Thursday, October 28, 2010

Akai Synthstation 25 Keyboard Controller

I've been waiting for the Synthstation 25 since it was first announced earlier this year. The promise of this item is great but what was delivered was slightly underwhelming. However, there are glimmers of hope for this device yet!

I have tons of music making apps on my iPod Touch 2G and I love playing with these apps and making my own music. When I first heard that Akai had created this keyboard and that it was designed to interface with their own music making app, I was pretty thrilled. It was soon reported that Akai would be releasing the information needed to any app creator to allow their apps to be controlled by this device. This sounded too good to be true but the thought of being able to actually play with apps like Xewton Music Studio or NanoStudio using a real keyboard was too tempting. I figured that Akai would do right and create a great app to go along with this controller.

My first impression was how small this keyboard actually is. The keys are not full-sized but are in fact mini-keys, much like the old Casio consumer keyboards from the 1980's. The controller does seem very well built however. My iPod Touch slides into the area designed to hold it and it sits there very firmly.

I thought that the Synthstation app would be included in the price as a free download from the Apple store. Unfortunately, that is not the case and you need to spend and additional $9.99 to purchase the app. As of right now, there are only two apps that interface with the Synthstation 25, Akai's own app and iVoxel.

The Synthstation app is actually quite deep and it comes with a huge number of pads, monophonic lead sounds and drum kits. However, there's little or no documentation about the app and I've yet to figure out how to overwrite some of the preset sounds with my own patches. There are quite a few additional problems with the Synthstation app but truth be told, as a synth app it's really phenomenal. I just don't think I'm going to be writing any songs with it however.

Another nice feature is the fact that the controller comes with left and right RCA audio outs, and a mini usb port to connect to your computer so that it can be used as a traditional controller for any DAW software on your standard PC or Mac. There's also a pitch bend and modulation wheel. Along with the 4 AAA batteries that are shipped with the product, that's about all you get in the box. There is no AC adaptor, there is no USB cable and no audio cables and no case to protect it when travelling. It's just the controller and batteries. Everything else will have to be an additional purchase. I know that asking for these additional items might seem like a lot for the $99 price but at the very least I thought I might get some cables.

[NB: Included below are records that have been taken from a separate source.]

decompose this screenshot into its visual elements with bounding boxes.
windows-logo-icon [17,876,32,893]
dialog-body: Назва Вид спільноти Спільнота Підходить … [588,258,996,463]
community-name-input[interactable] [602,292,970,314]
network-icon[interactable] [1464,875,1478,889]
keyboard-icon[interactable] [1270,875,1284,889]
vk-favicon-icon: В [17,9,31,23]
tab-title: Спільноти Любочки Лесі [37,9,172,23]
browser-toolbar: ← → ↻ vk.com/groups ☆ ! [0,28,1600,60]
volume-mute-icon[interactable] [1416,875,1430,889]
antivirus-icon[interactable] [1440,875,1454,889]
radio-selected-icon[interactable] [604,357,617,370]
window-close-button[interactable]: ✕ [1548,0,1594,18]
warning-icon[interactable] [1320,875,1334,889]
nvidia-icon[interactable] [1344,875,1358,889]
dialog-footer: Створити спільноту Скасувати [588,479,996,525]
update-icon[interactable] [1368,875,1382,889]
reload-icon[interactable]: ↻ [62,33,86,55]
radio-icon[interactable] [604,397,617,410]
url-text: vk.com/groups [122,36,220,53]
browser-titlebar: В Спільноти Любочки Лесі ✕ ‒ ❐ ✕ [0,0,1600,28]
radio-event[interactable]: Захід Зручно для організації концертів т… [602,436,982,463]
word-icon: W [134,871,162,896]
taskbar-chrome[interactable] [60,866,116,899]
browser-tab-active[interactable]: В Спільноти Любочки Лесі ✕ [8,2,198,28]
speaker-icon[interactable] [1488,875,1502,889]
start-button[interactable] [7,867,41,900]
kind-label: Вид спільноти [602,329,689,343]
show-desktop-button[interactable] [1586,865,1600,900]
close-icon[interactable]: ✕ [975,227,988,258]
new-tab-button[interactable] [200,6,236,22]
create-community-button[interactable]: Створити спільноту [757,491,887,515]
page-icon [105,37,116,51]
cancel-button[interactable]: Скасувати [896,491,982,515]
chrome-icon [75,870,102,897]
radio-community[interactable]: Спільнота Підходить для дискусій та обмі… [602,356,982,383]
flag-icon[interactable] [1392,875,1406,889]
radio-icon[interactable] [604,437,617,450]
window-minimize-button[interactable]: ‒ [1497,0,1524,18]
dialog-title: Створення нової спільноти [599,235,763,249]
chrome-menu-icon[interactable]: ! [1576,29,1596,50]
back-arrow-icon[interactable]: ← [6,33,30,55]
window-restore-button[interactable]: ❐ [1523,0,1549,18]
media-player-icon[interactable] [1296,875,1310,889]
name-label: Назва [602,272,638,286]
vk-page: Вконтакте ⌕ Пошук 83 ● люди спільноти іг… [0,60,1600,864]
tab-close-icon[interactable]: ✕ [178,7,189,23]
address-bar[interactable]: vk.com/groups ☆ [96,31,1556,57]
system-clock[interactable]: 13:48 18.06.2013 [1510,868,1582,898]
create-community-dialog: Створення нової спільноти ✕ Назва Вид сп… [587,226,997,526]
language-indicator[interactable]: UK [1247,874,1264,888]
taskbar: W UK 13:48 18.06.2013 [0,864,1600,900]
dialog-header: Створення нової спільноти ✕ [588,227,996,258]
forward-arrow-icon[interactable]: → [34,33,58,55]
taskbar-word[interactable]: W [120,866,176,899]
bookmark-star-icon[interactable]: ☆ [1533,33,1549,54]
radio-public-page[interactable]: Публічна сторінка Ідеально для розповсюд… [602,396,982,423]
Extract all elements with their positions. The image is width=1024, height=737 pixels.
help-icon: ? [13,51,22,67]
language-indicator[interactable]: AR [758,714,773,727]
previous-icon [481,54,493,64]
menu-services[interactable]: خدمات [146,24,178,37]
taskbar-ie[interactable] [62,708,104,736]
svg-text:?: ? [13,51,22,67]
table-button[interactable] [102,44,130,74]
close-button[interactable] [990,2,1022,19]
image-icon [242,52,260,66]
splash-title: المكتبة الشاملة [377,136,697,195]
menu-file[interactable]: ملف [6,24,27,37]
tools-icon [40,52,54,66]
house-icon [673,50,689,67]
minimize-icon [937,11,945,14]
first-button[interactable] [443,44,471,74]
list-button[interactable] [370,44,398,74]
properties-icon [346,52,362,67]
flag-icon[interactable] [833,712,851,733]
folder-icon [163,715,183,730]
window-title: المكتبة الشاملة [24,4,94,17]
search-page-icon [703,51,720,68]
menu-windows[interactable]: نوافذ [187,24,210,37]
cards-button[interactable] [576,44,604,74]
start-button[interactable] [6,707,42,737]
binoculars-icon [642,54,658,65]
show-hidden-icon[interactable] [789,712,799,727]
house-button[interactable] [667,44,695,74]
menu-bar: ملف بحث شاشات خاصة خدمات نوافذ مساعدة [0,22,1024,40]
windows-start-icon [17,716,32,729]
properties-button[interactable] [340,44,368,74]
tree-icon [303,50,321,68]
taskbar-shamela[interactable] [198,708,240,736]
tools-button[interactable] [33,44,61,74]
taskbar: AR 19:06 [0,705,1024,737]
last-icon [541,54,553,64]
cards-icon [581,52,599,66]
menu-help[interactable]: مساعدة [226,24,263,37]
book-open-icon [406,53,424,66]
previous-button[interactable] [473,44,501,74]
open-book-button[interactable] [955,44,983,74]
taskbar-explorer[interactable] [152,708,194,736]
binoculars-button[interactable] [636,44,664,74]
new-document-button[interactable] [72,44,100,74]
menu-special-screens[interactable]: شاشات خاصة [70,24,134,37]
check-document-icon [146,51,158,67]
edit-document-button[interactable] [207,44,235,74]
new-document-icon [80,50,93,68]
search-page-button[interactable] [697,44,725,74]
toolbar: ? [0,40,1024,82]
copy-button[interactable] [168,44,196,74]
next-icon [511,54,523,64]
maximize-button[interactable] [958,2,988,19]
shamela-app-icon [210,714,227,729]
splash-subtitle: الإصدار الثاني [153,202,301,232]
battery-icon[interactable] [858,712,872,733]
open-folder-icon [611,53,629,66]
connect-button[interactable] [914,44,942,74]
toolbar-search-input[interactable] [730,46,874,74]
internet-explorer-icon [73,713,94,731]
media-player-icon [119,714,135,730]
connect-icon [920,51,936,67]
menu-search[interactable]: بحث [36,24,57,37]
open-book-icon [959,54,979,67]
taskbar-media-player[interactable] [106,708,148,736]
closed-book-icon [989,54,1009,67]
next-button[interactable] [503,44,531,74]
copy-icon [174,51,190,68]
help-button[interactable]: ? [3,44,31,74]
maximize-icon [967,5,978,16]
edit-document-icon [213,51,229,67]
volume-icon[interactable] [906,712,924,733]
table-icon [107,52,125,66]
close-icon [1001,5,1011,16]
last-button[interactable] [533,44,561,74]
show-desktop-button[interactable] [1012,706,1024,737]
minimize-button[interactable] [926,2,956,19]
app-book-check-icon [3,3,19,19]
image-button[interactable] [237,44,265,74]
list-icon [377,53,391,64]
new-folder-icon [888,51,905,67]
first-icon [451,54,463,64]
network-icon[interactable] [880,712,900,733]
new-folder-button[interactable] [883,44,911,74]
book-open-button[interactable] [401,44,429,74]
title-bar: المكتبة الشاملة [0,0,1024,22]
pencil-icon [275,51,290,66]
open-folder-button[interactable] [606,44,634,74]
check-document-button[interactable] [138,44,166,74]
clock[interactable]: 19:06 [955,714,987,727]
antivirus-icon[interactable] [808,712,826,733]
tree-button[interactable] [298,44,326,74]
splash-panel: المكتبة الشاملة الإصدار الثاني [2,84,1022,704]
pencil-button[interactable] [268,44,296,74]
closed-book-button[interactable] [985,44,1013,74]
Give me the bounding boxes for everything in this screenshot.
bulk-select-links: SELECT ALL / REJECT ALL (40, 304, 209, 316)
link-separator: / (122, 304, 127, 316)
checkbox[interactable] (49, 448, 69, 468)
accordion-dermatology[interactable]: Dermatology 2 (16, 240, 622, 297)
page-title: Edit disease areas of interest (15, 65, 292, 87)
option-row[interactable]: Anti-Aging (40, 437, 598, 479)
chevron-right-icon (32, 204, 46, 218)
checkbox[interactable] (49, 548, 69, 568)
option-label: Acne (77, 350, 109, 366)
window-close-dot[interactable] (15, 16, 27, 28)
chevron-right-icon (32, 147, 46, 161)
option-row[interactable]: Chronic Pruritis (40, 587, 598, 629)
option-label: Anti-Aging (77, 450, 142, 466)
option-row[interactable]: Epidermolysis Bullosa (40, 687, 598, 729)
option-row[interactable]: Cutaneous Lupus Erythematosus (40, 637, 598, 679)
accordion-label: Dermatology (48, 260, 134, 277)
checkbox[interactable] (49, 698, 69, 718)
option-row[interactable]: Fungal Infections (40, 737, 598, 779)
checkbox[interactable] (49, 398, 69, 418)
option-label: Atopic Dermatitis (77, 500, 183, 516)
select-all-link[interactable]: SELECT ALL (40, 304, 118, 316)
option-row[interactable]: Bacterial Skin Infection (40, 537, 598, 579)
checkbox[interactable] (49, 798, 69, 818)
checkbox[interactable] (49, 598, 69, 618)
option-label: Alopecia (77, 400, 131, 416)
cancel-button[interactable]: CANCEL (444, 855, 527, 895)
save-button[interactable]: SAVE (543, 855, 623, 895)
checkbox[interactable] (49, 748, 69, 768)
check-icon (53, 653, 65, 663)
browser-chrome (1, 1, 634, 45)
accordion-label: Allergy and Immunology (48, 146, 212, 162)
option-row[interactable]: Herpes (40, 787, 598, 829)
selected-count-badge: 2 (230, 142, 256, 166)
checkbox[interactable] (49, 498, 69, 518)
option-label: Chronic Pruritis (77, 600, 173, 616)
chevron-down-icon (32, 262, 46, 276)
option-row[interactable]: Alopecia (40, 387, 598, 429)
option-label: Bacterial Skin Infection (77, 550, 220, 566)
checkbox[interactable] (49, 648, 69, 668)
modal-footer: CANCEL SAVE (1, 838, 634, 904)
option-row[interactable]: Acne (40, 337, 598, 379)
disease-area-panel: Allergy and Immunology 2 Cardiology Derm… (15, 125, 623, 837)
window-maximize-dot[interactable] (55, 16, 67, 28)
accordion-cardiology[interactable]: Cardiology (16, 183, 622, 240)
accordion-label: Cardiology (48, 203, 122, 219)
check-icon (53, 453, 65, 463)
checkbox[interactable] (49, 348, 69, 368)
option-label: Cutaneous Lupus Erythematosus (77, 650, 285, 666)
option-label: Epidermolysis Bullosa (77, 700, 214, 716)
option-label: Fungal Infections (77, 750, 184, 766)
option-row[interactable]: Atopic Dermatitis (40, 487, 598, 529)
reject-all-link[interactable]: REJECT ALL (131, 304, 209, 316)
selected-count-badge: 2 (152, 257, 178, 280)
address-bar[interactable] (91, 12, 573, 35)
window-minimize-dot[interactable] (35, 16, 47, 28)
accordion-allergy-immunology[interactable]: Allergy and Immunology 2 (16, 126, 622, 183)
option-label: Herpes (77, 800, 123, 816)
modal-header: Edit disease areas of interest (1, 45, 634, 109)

The promise that other synth app manufacturers might release updates allowing the Synthstation 25 to control their apps is very important. There are tons of wonderful instruments available through the app store and the music composition apps that are out there are far more powerful then the Synthstation app. Right now, it's very early in the products life-cycle and other then the two apps already mentioned, nothing else is ready to go.

In closing, I really like the idea of the Synthstation 25 but I was a bit underwhelmed by what came in the box, and that the app itself was not part of the purchase price. I can't really fault Akai for this decision as they are selling the Synthstation 25 at a very aggressive price. If you factor in the additional $10 for the Synthstation app, it's still a very good deal. What you get is a fantastic, analog-sounding synth with tons of preset sounds. You get lots of editing features (though again, I still haven't figured out how to overwrite the presets) and you get a great sounding, though basic drum machine with an enormous number of drum samples to play with. I just wish the integration of all these elements were implemented better within the Synthstation app itself.

I'm not disappointed that I bought this item but again, the promise seemed so much greater than the reality. I hope that Akai continue to build on their success and make this item a really great music-making tool for wanna-be composers such as myself.